Un verano me fui de vacaciones a Marsella. Es un lugar fascinante en el que uno siente el poderoso legado de la cultura mediterránea en Europa. No en vano es la ciudad más antigua de Francia, colonizada primero por los griegos y luego por los romanos. Frente a esa herencia clásica, es una ciudad convulsa, crisol de culturas, refugio precario de miles de inmigrantes ilegales africanos que conviven en un lugar con una atmósfera eléctrica, fascinante y turbulenta, de gran interés sociológico pero poco adecuada para relajarse. Sin duda, los filmes del gran creador cinematográfico de Marsella, el soberbio Robert Guédiguian, poseen verdadera fuerza humanista pero no nos muestran en toda su crudeza los claroscuros de un lugar que también es uno de los más violentos y sanguinarios de Europa, capital francesa del narco.
Resulta lógico que el cine se fije en una ciudad donde parece que se dirimen los grandes conflictos que azotan el planeta. Esa mezcla de extrañamiento y arrebato que produce Marsella se refleja en la mirada del desquiciado Matt Damon en Cuestión de sangre, película de Tom McCarthy en la que interpreta a un obrero americano perdido en el sur de Francia obsesionado con demostrar la inocencia de su hija. Inspirándose en el caso de Amanda Knox, la estudiante de Seattle acusada en Italia de asesinar a su compañero de piso en un juego sexual, Damon hace de “padre coraje” en una película de ritmo hollywoodiense que trata de escapar de todos los tópicos, empezando por el que nos podemos imaginar, o sea, el del “buen americano” con un corazón noble que acaba arreglando el desaguisado en tierra hostil.
Cuando Trump ganó las elecciones, el New York Times pidió disculpas por no haber sido sensible a las penurias y reivindicaciones de una clase obrera postindustrial americana que lo votó en masa. El personaje de Damon se llama Bill, es un trabajador de una planta petrolífera que encaja con el típico “redneck” que vota a Trump (en la película se hace alusión a ello), se alimenta a base de hamburguesas y no sabría situar en el mapa otro país que no sea el suyo. Actor enorme, Damon da humanidad y profundidad a un personaje que con frecuencia ha sido denigrado y reducido a un estereotipo tan peyorativo como injusto. Darse cuenta de eso fue el mayor acierto comunicativo del propio expresidente. Frente a Damon tenemos el personaje de Virginie (la actriz francesa Camille Cottin), que podría representar el estereotipo contrario: la artista europea bohemia, progresista y sofisticada. Como sucede en la propia vida, lo importante de las personas no es lo que representan sino lo que son y McCarthy hace creíble ese romance.
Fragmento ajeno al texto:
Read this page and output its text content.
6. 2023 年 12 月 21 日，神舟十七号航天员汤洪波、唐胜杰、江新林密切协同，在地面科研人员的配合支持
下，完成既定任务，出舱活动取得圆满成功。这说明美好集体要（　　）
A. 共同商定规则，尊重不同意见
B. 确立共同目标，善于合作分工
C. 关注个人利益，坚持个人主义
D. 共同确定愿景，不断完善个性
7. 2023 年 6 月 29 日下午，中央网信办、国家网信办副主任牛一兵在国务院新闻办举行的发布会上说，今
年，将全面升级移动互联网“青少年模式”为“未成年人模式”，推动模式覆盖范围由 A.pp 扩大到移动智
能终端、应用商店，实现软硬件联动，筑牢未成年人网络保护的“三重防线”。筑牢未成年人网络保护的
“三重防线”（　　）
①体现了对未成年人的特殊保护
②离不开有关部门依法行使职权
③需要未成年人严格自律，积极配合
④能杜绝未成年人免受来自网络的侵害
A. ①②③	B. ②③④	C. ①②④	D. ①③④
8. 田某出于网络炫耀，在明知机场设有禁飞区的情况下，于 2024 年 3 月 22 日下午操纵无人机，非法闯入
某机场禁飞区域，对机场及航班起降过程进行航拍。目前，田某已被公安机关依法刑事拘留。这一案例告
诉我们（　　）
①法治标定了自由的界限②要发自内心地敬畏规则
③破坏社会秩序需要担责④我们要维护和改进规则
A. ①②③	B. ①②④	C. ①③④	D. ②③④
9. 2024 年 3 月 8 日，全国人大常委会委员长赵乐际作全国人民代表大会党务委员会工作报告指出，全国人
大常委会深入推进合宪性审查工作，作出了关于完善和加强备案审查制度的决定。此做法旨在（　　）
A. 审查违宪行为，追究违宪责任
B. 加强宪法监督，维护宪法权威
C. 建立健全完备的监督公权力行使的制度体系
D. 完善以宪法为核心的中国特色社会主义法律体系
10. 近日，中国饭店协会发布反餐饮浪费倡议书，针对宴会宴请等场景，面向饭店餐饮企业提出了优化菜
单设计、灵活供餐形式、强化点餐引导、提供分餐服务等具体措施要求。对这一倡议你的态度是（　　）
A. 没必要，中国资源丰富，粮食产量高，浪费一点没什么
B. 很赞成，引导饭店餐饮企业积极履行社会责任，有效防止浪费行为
“Desde hace más de una década existe un intenso debate sobre el papel de Estados Unidos en el mundo —dice McCarthy— que se refiere a su autoridad moral. Eso muchas veces se personifica en el héroe americano, el tipo con una misión en el extranjero que pone orden. Con los guionistas queríamos subvertir esto. Aquí queremos ver las consecuencias de esos actos, cosa que los thrillers nunca hacen”. Efectos colaterales llama el propio Pentágono a los desaguisados que la “justicia americana” va dejando por el mundo, como queda claro estos días en ese Afganistán que veinte años después sigue padeciendo una espantosa guerra.
Célebre por la oscarizada Spotlight, en la que McCarthy reivindicaba con sobriedad la labor de hormiga del periodista en el destape de los abusos a menores por parte de curas de Boston y su ocultamiento por la jerarquía eclesiástica, el director se sigue distinguiendo como un heredero de esos filmes políticos de los años 70. Son películas en las que la austeridad en las formas se mezclaba con una cierta solemnidad de fondo. Fueron tiempos de gloria de cineastas como Sydney Pollack (Los tres días del cóndor) o Alan J. Pakula (Último testigo, Todos los hombres del presidente), cuyo buen pulso para el montaje frenético y los rompecabezas se dejan sentir con fuerza en esta electrizante Cuestión de sangre.